Deep Investigation (30 minutes)

  1. Analyze access patterns with redis-cli MONITOR (sample briefly!)
  2. Check for cache stampedes in application logs
  3. Examine key distribution with --bigkeys
  4. Review eviction policy and tune if needed
  5. Trace end-to-end latency in application code

Long-Term Fixes (hours to days)

  1. Optimize data structures (use hashes, compress large values)
  2. Implement request coalescing for stampede prevention
  3. Adjust TTLs based on observed access patterns
  4. Scale cache infrastructure (more memory/nodes)
  5. Add monitoring and alerting for key metrics

Essential Monitoring Metrics

Set up continuous monitoring for these metrics:

// Key cache metrics to track
const metrics = {
  // Performance
  hitRate: 0.95,              // Target: >90%
  p50Latency: 2,              // milliseconds
  p95Latency: 5,              // milliseconds
  p99Latency: 15,             // milliseconds

  // Capacity
  memoryUsage: 0.75,          // 75% of max
  evictionRate: 100,          // evictions/second
  connectionPoolUtilization: 0.60,

  // Health
  errorRate: 0.001,           // 0.1%
  timeouts: 5,                // timeouts/minute
  connectionFailures: 0
};

// Alert thresholds
if (metrics.hitRate < 0.85) alert('Low cache hit rate');
if (metrics.p99Latency > 50) alert('High cache latency');
if (metrics.memoryUsage > 0.9) alert('Cache memory high');
if (metrics.evictionRate > 1000) alert('High eviction rate');

Conclusion

Debugging cache performance issues requires systematic analysis: start with hit rate, identify stampedes, analyze slow operations, monitor memory, trace latency, and check connection pools.

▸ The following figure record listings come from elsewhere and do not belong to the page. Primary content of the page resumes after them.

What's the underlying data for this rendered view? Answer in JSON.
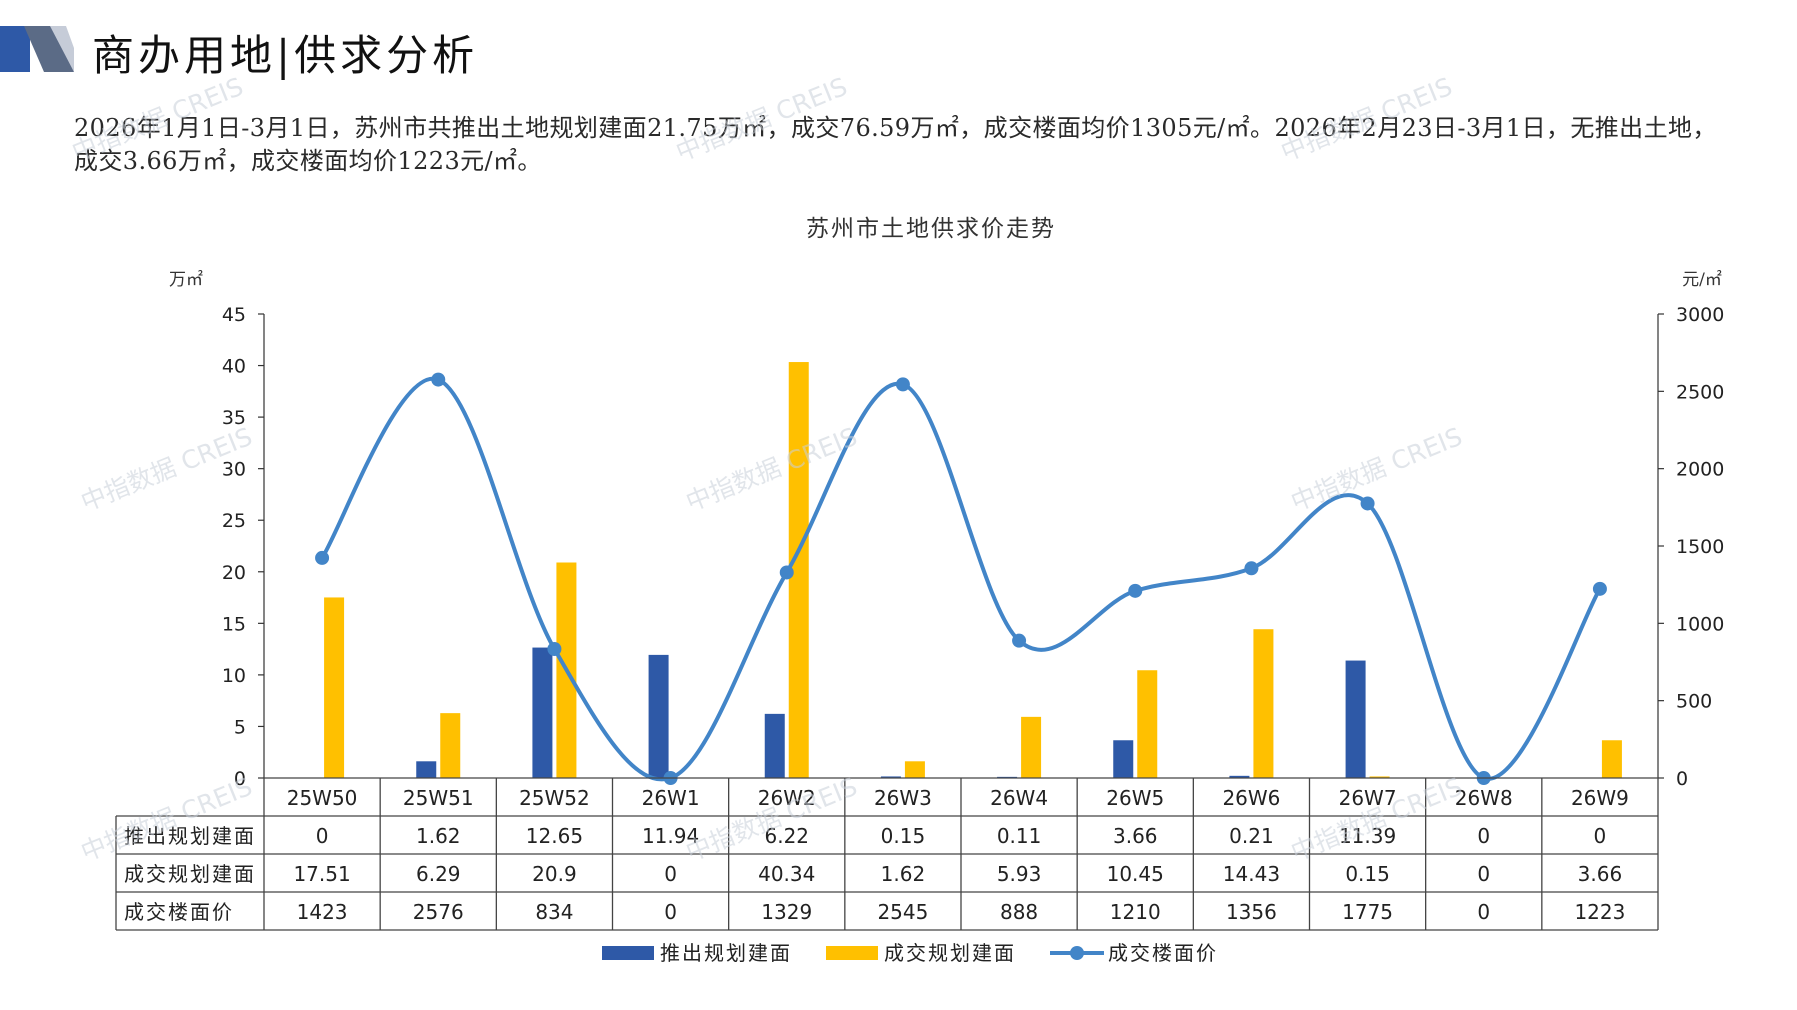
{
  "header": {
    "title": "商办用地|供求分析"
  },
  "summary": "2026年1月1日-3月1日，苏州市共推出土地规划建面21.75万㎡，成交76.59万㎡，成交楼面均价1305元/㎡。2026年2月23日-3月1日，无推出土地，成交3.66万㎡，成交楼面均价1223元/㎡。",
  "watermark": "中指数据 CREIS",
  "colors": {
    "supply": "#2e59a7",
    "transaction": "#ffc000",
    "price": "#4285c8",
    "text": "#1a1a1a",
    "grid": "#333333"
  },
  "chart_data": {
    "type": "bar",
    "title": "苏州市土地供求价走势",
    "ylabel_left": "万㎡",
    "ylabel_right": "元/㎡",
    "ylim_left": [
      0,
      45
    ],
    "ylim_right": [
      0,
      3000
    ],
    "yticks_left": [
      0,
      5,
      10,
      15,
      20,
      25,
      30,
      35,
      40,
      45
    ],
    "yticks_right": [
      0,
      500,
      1000,
      1500,
      2000,
      2500,
      3000
    ],
    "categories": [
      "25W50",
      "25W51",
      "25W52",
      "26W1",
      "26W2",
      "26W3",
      "26W4",
      "26W5",
      "26W6",
      "26W7",
      "26W8",
      "26W9"
    ],
    "series": [
      {
        "name": "推出规划建面",
        "type": "bar",
        "axis": "left",
        "values": [
          0,
          1.62,
          12.65,
          11.94,
          6.22,
          0.15,
          0.11,
          3.66,
          0.21,
          11.39,
          0,
          0
        ],
        "labels": [
          "0",
          "1.62",
          "12.65",
          "11.94",
          "6.22",
          "0.15",
          "0.11",
          "3.66",
          "0.21",
          "11.39",
          "0",
          "0"
        ]
      },
      {
        "name": "成交规划建面",
        "type": "bar",
        "axis": "left",
        "values": [
          17.51,
          6.29,
          20.9,
          0,
          40.34,
          1.62,
          5.93,
          10.45,
          14.43,
          0.15,
          0,
          3.66
        ],
        "labels": [
          "17.51",
          "6.29",
          "20.9",
          "0",
          "40.34",
          "1.62",
          "5.93",
          "10.45",
          "14.43",
          "0.15",
          "0",
          "3.66"
        ]
      },
      {
        "name": "成交楼面价",
        "type": "line",
        "axis": "right",
        "smooth": true,
        "values": [
          1423,
          2576,
          834,
          0,
          1329,
          2545,
          888,
          1210,
          1356,
          1775,
          0,
          1223
        ],
        "labels": [
          "1423",
          "2576",
          "834",
          "0",
          "1329",
          "2545",
          "888",
          "1210",
          "1356",
          "1775",
          "0",
          "1223"
        ]
      }
    ],
    "legend_position": "bottom",
    "data_table": true
  }
}
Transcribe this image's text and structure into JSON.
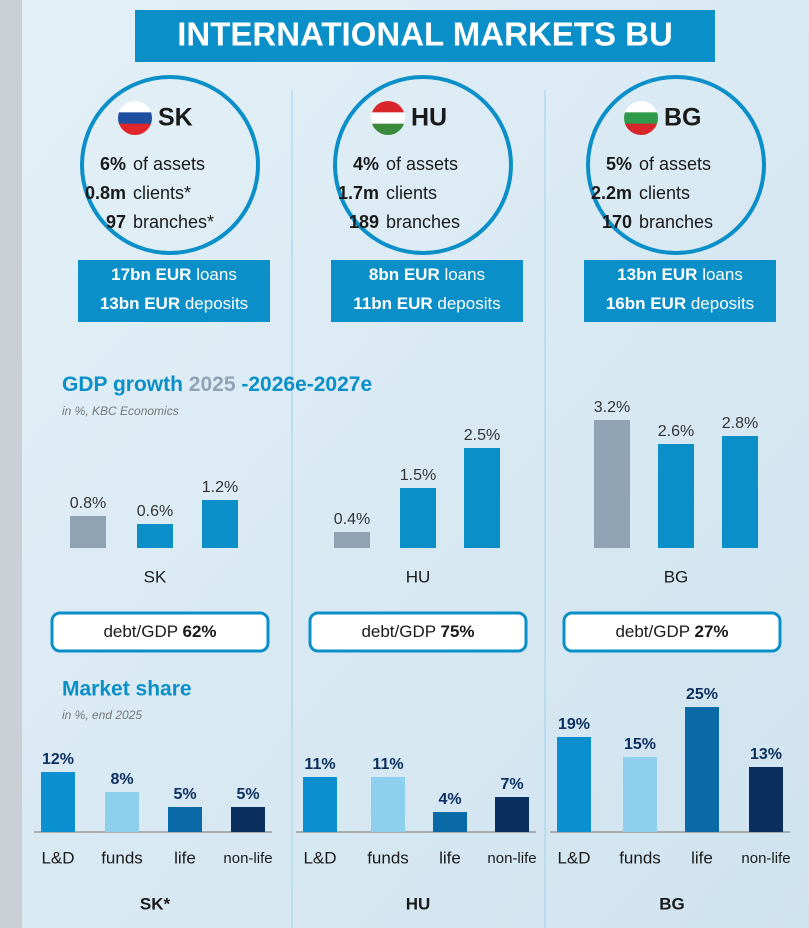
{
  "title": "INTERNATIONAL MARKETS BU",
  "countries": [
    {
      "code": "SK",
      "assets": "6%",
      "assets_label": "of assets",
      "clients": "0.8m",
      "clients_label": "clients*",
      "branches": "97",
      "branches_label": "branches*",
      "loans": "17bn EUR",
      "loans_label": "loans",
      "deposits": "13bn EUR",
      "deposits_label": "deposits",
      "debt_label": "debt/GDP",
      "debt": "62%"
    },
    {
      "code": "HU",
      "assets": "4%",
      "assets_label": "of assets",
      "clients": "1.7m",
      "clients_label": "clients",
      "branches": "189",
      "branches_label": "branches",
      "loans": "8bn EUR",
      "loans_label": "loans",
      "deposits": "11bn EUR",
      "deposits_label": "deposits",
      "debt_label": "debt/GDP",
      "debt": "75%"
    },
    {
      "code": "BG",
      "assets": "5%",
      "assets_label": "of assets",
      "clients": "2.2m",
      "clients_label": "clients",
      "branches": "170",
      "branches_label": "branches",
      "loans": "13bn EUR",
      "loans_label": "loans",
      "deposits": "16bn EUR",
      "deposits_label": "deposits",
      "debt_label": "debt/GDP",
      "debt": "27%"
    }
  ],
  "gdp": {
    "title": "GDP growth",
    "title_a": "2025",
    "title_b": "-2026e-2027e",
    "note": "in %, KBC Economics"
  },
  "market": {
    "title": "Market share",
    "note": "in %, end 2025"
  },
  "chart_data": [
    {
      "type": "bar",
      "x_label": "SK",
      "categories": [
        null,
        null,
        null
      ],
      "values": [
        0.8,
        0.6,
        1.2
      ],
      "value_labels": [
        "0.8%",
        "0.6%",
        "1.2%"
      ],
      "colors": [
        "#8fa3b5",
        "#0a8fc8",
        "#0a8fc8"
      ],
      "ylim": [
        0,
        3.5
      ]
    },
    {
      "type": "bar",
      "x_label": "HU",
      "categories": [
        null,
        null,
        null
      ],
      "values": [
        0.4,
        1.5,
        2.5
      ],
      "value_labels": [
        "0.4%",
        "1.5%",
        "2.5%"
      ],
      "colors": [
        "#8fa3b5",
        "#0a8fc8",
        "#0a8fc8"
      ],
      "ylim": [
        0,
        3.5
      ]
    },
    {
      "type": "bar",
      "x_label": "BG",
      "categories": [
        null,
        null,
        null
      ],
      "values": [
        3.2,
        2.6,
        2.8
      ],
      "value_labels": [
        "3.2%",
        "2.6%",
        "2.8%"
      ],
      "colors": [
        "#8fa3b5",
        "#0a8fc8",
        "#0a8fc8"
      ],
      "ylim": [
        0,
        3.5
      ]
    },
    {
      "type": "bar",
      "x_label": "SK*",
      "categories": [
        "L&D",
        "funds",
        "life",
        "non-life"
      ],
      "values": [
        12,
        8,
        5,
        5
      ],
      "value_labels": [
        "12%",
        "8%",
        "5%",
        "5%"
      ],
      "colors": [
        "#0a8fd0",
        "#8fcfee",
        "#0a6aa8",
        "#0a2f5f"
      ],
      "ylim": [
        0,
        28
      ]
    },
    {
      "type": "bar",
      "x_label": "HU",
      "categories": [
        "L&D",
        "funds",
        "life",
        "non-life"
      ],
      "values": [
        11,
        11,
        4,
        7
      ],
      "value_labels": [
        "11%",
        "11%",
        "4%",
        "7%"
      ],
      "colors": [
        "#0a8fd0",
        "#8fcfee",
        "#0a6aa8",
        "#0a2f5f"
      ],
      "ylim": [
        0,
        28
      ]
    },
    {
      "type": "bar",
      "x_label": "BG",
      "categories": [
        "L&D",
        "funds",
        "life",
        "non-life"
      ],
      "values": [
        19,
        15,
        25,
        13
      ],
      "value_labels": [
        "19%",
        "15%",
        "25%",
        "13%"
      ],
      "colors": [
        "#0a8fd0",
        "#8fcfee",
        "#0a6aa8",
        "#0a2f5f"
      ],
      "ylim": [
        0,
        28
      ]
    }
  ]
}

Most issues fall into a few categories: insufficient memory, cache stampedes, inefficient operations, or poor key design.

The key is having good monitoring in place before problems occur. Track hit rate, latency percentiles, memory usage, and eviction rates continuously. When issues arise, use the debugging checklist to quickly identify and resolve root causes.